The global fashion market is worth an estimated $3 trillion (2% of the world’s GDP). It is a dynamic environment, with trends shaping and shifting constantly. Growing competition from digital disrupters and online retailers has destabilised some legacy fashion companies, who have struggled to keep up with the pace of change. Yet, demand for both luxury and value brands continues to rise. Shopper expenditure online is set to increase to 39.1% of total clothing and footwear spend by 2023, demonstrating the growing demand for this channel over traditional bricks-and-mortar. Such forecasts make it crucial for enterprises to use new technology to adapt to changing customer behaviour.
Legacy brands using e-commerce
Legacy fashion houses are beginning to realise the value of using technology to stay relevant amid a growing number of nimble competitors in a rapidly evolving market. Changing customer habits have led consumers to expect instant gratification, in addition to a seamless transition between the online and offline customer journey. While fast fashion brands such as Boohoo or Missguided lead the way with e-commerce initiatives, luxury brands must not overlook its significance in this dynamic environment.

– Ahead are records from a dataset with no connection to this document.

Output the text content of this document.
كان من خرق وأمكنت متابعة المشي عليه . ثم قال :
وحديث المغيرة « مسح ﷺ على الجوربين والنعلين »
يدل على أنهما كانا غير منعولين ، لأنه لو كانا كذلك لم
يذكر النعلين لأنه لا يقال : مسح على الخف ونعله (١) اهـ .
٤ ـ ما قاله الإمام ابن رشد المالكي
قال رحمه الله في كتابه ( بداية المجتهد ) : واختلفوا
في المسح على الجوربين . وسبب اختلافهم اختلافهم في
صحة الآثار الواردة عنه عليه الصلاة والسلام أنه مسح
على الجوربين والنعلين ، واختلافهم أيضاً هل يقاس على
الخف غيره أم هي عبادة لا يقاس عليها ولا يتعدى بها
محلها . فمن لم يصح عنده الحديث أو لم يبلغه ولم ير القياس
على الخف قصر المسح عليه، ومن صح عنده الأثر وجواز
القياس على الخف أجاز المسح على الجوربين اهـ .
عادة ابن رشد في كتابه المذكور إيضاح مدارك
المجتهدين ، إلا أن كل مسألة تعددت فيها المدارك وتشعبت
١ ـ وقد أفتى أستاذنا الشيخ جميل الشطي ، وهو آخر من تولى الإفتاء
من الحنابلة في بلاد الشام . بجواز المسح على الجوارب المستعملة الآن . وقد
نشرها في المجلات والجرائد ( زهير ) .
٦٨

One luxury brand succeeding in this space is Gucci, through focusing on creating new online markets with their exclusively online Garden Range. Similarly, in 2018 Burberry joined forces with well-known online retailer Farfetch to extend its online shopping capacity to 150 countries. Although the majority of final purchases within the luxury retail segment still take place in-store, 70% of consumer research begins online. As such, it is essential that these two channels work with one another and not independently. Hermès is a good example of a luxury brand that has undergone significant digital transformation with the launch of its re-vamped website. The “new digital flagship” (as defined by Hermès) also provides a new e-store, alongside offering a strong editorial platform and intuitive navigation across all its product lines.

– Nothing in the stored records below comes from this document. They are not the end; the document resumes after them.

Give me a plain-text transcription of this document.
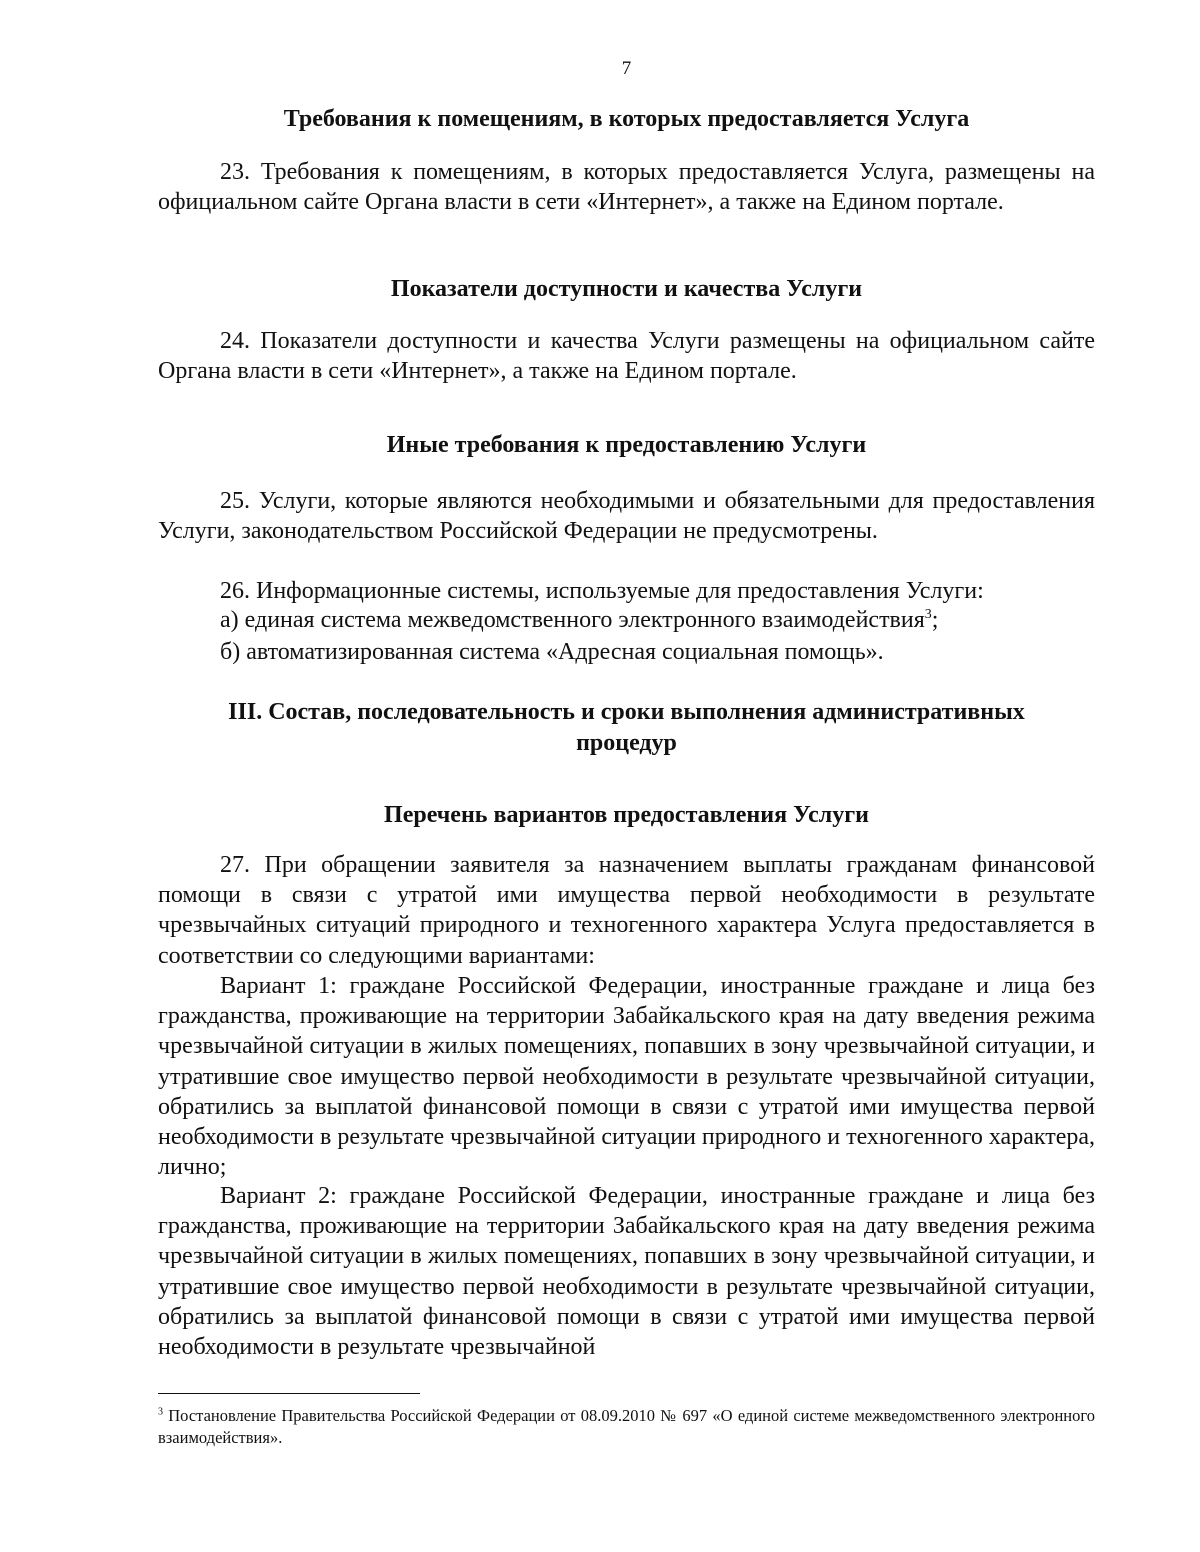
7
Требования к помещениям, в которых предоставляется Услуга

23. Требования к помещениям, в которых предоставляется Услуга, размещены на официальном сайте Органа власти в сети «Интернет», а также на Едином портале.

Показатели доступности и качества Услуги

24. Показатели доступности и качества Услуги размещены на официальном сайте Органа власти в сети «Интернет», а также на Едином портале.

Иные требования к предоставлению Услуги

25. Услуги, которые являются необходимыми и обязательными для предоставления Услуги, законодательством Российской Федерации не предусмотрены.

26. Информационные системы, используемые для предоставления Услуги:
а) единая система межведомственного электронного взаимодействия$^3$;
б) автоматизированная система «Адресная социальная помощь».
III. Состав, последовательность и сроки выполнения административных
процедур
Перечень вариантов предоставления Услуги

27. При обращении заявителя за назначением выплаты гражданам финансовой помощи в связи с утратой ими имущества первой необходимости в результате чрезвычайных ситуаций природного и техногенного характера Услуга предоставляется в соответствии со следующими вариантами:

Вариант 1: граждане Российской Федерации, иностранные граждане и лица без гражданства, проживающие на территории Забайкальского края на дату введения режима чрезвычайной ситуации в жилых помещениях, попавших в зону чрезвычайной ситуации, и утратившие свое имущество первой необходимости в результате чрезвычайной ситуации, обратились за выплатой финансовой помощи в связи с утратой ими имущества первой необходимости в результате чрезвычайной ситуации природного и техногенного характера, лично;

Вариант 2: граждане Российской Федерации, иностранные граждане и лица без гражданства, проживающие на территории Забайкальского края на дату введения режима чрезвычайной ситуации в жилых помещениях, попавших в зону чрезвычайной ситуации, и утратившие свое имущество первой необходимости в результате чрезвычайной ситуации, обратились за выплатой финансовой помощи в связи с утратой ими имущества первой необходимости в результате чрезвычайной

$^3$ Постановление Правительства Российской Федерации от 08.09.2010 № 697 «О единой системе межведомственного электронного взаимодействия».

Using technology to strengthen operations
Sales is not the only area where technological disruption can be capitalised upon. Data management systems provide consistent analytics that help companies stay on top of each new trend development in real time. Predictive analytics is another area which has seen huge growth, especially focused around the areas of predicting product demand, managing inventory and detecting fraud. Algorithms that analyse sales information and sales variables have vastly helped retailers to forecast demand, as well as improve customer experience.

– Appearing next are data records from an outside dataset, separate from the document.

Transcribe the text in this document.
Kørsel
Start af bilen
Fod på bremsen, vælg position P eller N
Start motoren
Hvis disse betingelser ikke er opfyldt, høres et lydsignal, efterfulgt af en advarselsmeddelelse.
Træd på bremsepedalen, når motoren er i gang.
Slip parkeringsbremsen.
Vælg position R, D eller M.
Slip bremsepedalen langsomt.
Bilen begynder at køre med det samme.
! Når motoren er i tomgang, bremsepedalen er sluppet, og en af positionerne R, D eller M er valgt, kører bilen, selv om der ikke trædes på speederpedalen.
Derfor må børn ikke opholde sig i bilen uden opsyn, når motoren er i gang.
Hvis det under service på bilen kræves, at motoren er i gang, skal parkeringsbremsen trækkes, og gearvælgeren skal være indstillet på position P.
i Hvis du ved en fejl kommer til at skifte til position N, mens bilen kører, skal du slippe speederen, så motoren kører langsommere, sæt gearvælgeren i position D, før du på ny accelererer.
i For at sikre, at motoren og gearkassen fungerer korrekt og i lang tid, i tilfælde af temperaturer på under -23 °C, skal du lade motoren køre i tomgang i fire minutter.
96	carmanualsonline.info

Just take a look at Montblanc, a German manufacturer of high-end watches, jewellery and leather goods, for an example of a brand that uses data-driven personalisation to improve customer experience. Montblanc utilised video analytics in their offline retail spaces, generating maps to reveal where customers spent most of their time in store. As a result, the company was able to identify where to position and display their product lines and sales staff. Rodrigo Fajado, Montblanc’s brand manager said that the software helped them increase sales by 20 percent after installation.
Benefiting from ERP technology
The optimisation of innovation and automation has a significant impact on the operations side of the fashion industry, substantially reducing lead times. This highlights the need to adapt operating models and create a more agile company that can thrive in the digital world, else risk falling behind competitors.
Enterprise Resource Planning (ERP) software can act as a one-stop portal for managing key operational functions within fashion, integrating finance, supply chain, manufacturing, HR and more. The benefits here are manifold: processes become optimised and standardised, while the integration of different functions breaks down data silos and means information can be shared faster and more easily between key departments. But, as we’ve discussed before, there is reason to be cautious. Integration continues to be an extremely challenging area and is often responsible for delays. And any solution is only as good as the data running through it. Legacy fashion companies can utilise such software to improve productivity and reduce costs but taking the time to perform proper due diligence before starting analysis, at the earliest available opportunity, will help mitigate downstream disruption.
Whether for delivering tailor-made inventory, better cost control or streamlining procurement; deploying the right processes and applications for legacy brands ensures agility within a volatile market. A number of software solutions, can be specifically tailored to the needs of fashion retailers without time-consuming think tanks and procedures, allowing companies to adapt their business models to changing operational and consumption patterns.
Legacy fashion companies have a wide range of innovative technologies available to them. And improving not only their back-end processes but their digital and physical store experiences too, should remain a priority. Now is the time to ensure that strategic use of technology drives innovation and promotes agility within legacy companies.